More than just The Brothers Karamazov
Every once in a while, we come across a piece of art that is cherished as if it were our own creation. But it is not. I have felt this way only a very few times in my life, but I can confidently project these feelings onto Dostoevsky’s The Brothers Karamazov. Over the course of six months i.e. the latter part of 2022, I came to understand and love each of the characters as they were fleshed out beautifully in the novel. Every person’s aspirations, thoughts, deeds, and ultimately actions were inseperable from their individual and connected psychologies and there’s no better feeling that to realize these faces were all carved by just one person, Fyodor Dostoevsky.
There’s perhaps little I can say right now on the book except to give a hearty recommendation to read it. Bear in mind, its a big book, literally and figuratively speaking. Time and mental resources are guzzled quickly during the process and often times I found myself reading barely two or three pages before closing the novel and just taking in the ideas presented over a span of a couple lines. Yes, it is that book. For now, I will let the Goodreads review do the talking while I think about presenting all I wanted to say about this book, in better detail.
Goodreads Review
It surprises me how quickly can a man’s head be filled with a story that absolutely moves him. And one would expect such an event to occur perhaps once or twice throughout the course of any well-written book. But what if each character you meet in a book seems to have such a story? At that point you realise that it’s not people but the author of these deeply fleshed out characters that is to blame. I do not say the characters are uninteresting. On the contrary, we have a case of selection bias/chosen-one scenario over here. Normal, routine lives are barely given a mention in this story. But, it is within these same lives we find our stories.
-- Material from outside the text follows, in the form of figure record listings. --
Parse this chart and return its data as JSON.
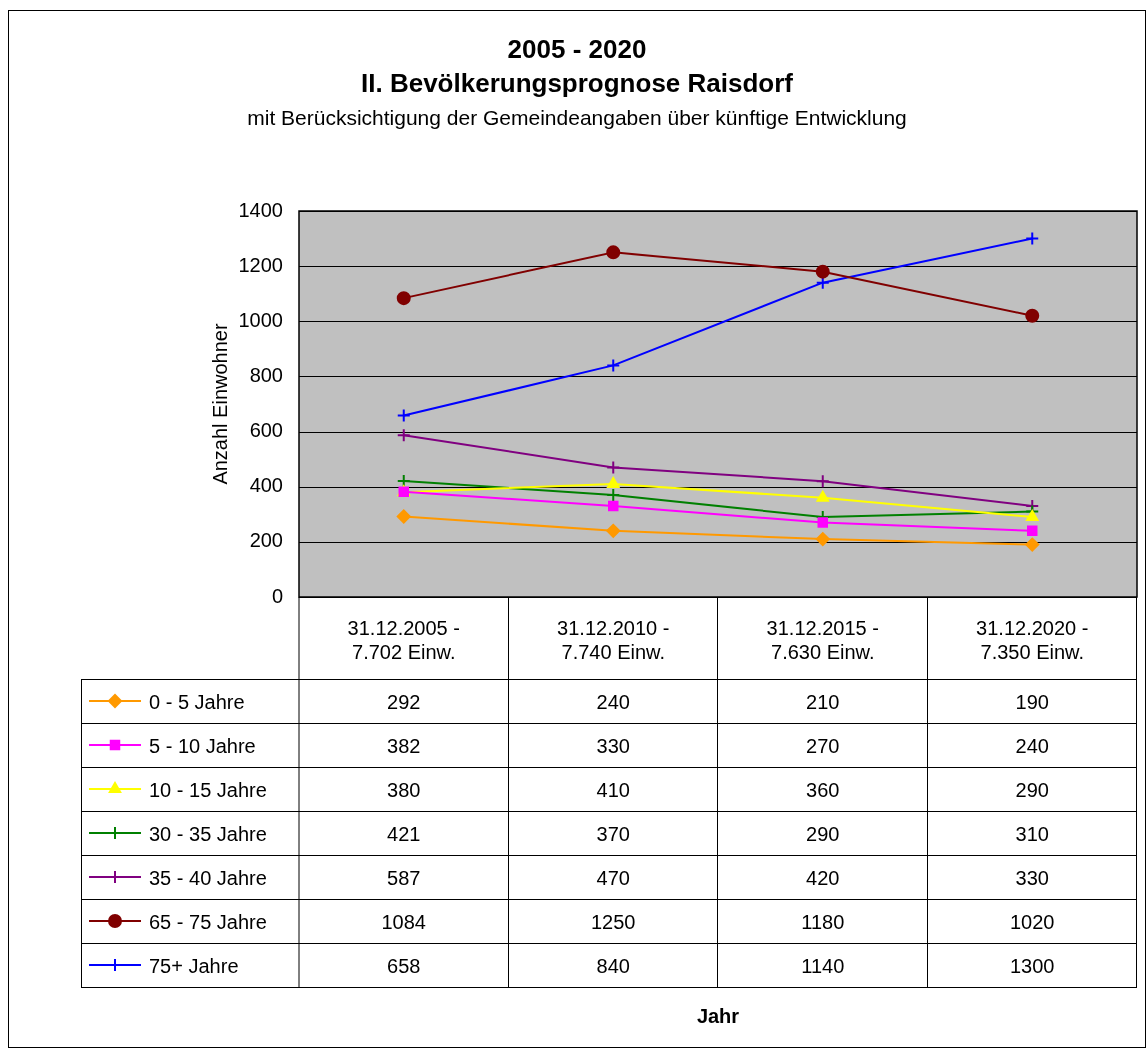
{
  "chart_data": {
    "type": "line",
    "title": "2005 - 2020\nII. Bevölkerungsprognose Raisdorf",
    "subtitle": "mit Berücksichtigung der Gemeindeangaben über künftige Entwicklung",
    "annotations": [
      "Jahr"
    ],
    "ylabel": "Anzahl Einwohner",
    "categories": [
      "31.12.2005 - 7.702 Einw.",
      "31.12.2010 - 7.740 Einw.",
      "31.12.2015 - 7.630 Einw.",
      "31.12.2020 - 7.350 Einw."
    ],
    "series": [
      {
        "name": "0 - 5 Jahre",
        "color": "#ff9900",
        "marker": "diamond",
        "values": [
          292,
          240,
          210,
          190
        ]
      },
      {
        "name": "5 - 10 Jahre",
        "color": "#ff00ff",
        "marker": "square",
        "values": [
          382,
          330,
          270,
          240
        ]
      },
      {
        "name": "10 - 15 Jahre",
        "color": "#ffff00",
        "marker": "triangle",
        "values": [
          380,
          410,
          360,
          290
        ]
      },
      {
        "name": "30 - 35 Jahre",
        "color": "#008000",
        "marker": "cross",
        "values": [
          421,
          370,
          290,
          310
        ]
      },
      {
        "name": "35 - 40 Jahre",
        "color": "#800080",
        "marker": "cross",
        "values": [
          587,
          470,
          420,
          330
        ]
      },
      {
        "name": "65 - 75 Jahre",
        "color": "#800000",
        "marker": "circle",
        "values": [
          1084,
          1250,
          1180,
          1020
        ]
      },
      {
        "name": "75+ Jahre",
        "color": "#0000ff",
        "marker": "cross",
        "values": [
          658,
          840,
          1140,
          1300
        ]
      }
    ],
    "ylim": [
      0,
      1400
    ],
    "yticks": [
      0,
      200,
      400,
      600,
      800,
      1000,
      1200,
      1400
    ],
    "grid": "y",
    "legend": "bottom left",
    "data_labels": true
  }
}
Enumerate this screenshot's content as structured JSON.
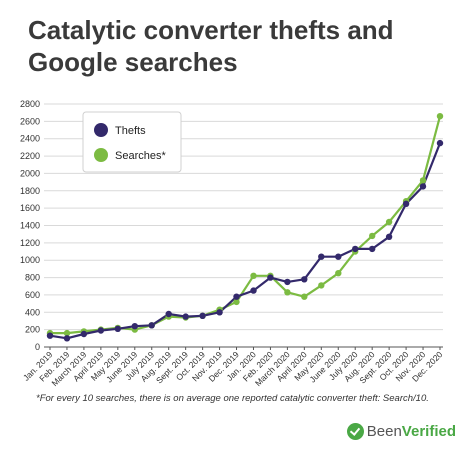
{
  "title": "Catalytic converter thefts and Google searches",
  "footnote": "*For every 10 searches, there is on average one reported catalytic converter theft: Search/10.",
  "brand": {
    "part1": "Been",
    "part2": "Verified"
  },
  "colors": {
    "thefts": "#33296b",
    "searches": "#7cbb42",
    "grid": "#d9d9d9",
    "axis": "#555555"
  },
  "chart_data": {
    "type": "line",
    "title": "Catalytic converter thefts and Google searches",
    "xlabel": "",
    "ylabel": "",
    "ylim": [
      0,
      2800
    ],
    "yticks": [
      0,
      200,
      400,
      600,
      800,
      1000,
      1200,
      1400,
      1600,
      1800,
      2000,
      2200,
      2400,
      2600,
      2800
    ],
    "grid": true,
    "legend_position": "top-left",
    "categories": [
      "Jan. 2019",
      "Feb. 2019",
      "March 2019",
      "April 2019",
      "May 2019",
      "June 2019",
      "July 2019",
      "Aug. 2019",
      "Sept. 2019",
      "Oct. 2019",
      "Nov. 2019",
      "Dec. 2019",
      "Jan. 2020",
      "Feb. 2020",
      "March 2020",
      "April 2020",
      "May 2020",
      "June 2020",
      "July 2020",
      "Aug. 2020",
      "Sept. 2020",
      "Oct. 2020",
      "Nov. 2020",
      "Dec. 2020"
    ],
    "series": [
      {
        "name": "Thefts",
        "color": "#33296b",
        "values": [
          130,
          100,
          150,
          190,
          210,
          240,
          250,
          380,
          350,
          360,
          400,
          580,
          650,
          800,
          750,
          780,
          1040,
          1040,
          1130,
          1130,
          1270,
          1650,
          1850,
          2350
        ]
      },
      {
        "name": "Searches*",
        "color": "#7cbb42",
        "values": [
          160,
          160,
          180,
          200,
          220,
          200,
          250,
          350,
          340,
          360,
          430,
          520,
          820,
          820,
          630,
          580,
          710,
          850,
          1100,
          1280,
          1440,
          1680,
          1920,
          2660
        ]
      }
    ]
  }
}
There’s no high stakes political drama nor is there a cataclysmic event to engage the reader. It’s just sinply beautiful exposition after exposition from Dostoevsky’s colorful pantheon of ordinary humans. Humans that say what they think, but do not think what they say. Humans that are at the whim of their psychologies out for the others to understand and perhaps even exploit. There’s a hidden psychologist in each of us and The Brothers Karamazov demarcates between those that are subtle in their art and those who have a more mercurial approach to thinking around others.
As a computer programmer, there’s often a soft limit on how much can one nest information. But with Dostoevsky, there seems to be none. It is a marvelous piece to work getting sucked in to stories within stories within stories. And then to see the detail at work further on within the book is pure awesomeness.
This is a book I can wholeheartedly recommend to any reader of engaging fiction. There’s much storytelling to be experienced here and the layer of psych 101 is just the cherry on top. This book may help you to think better, to feel better, and above all, to experience life better.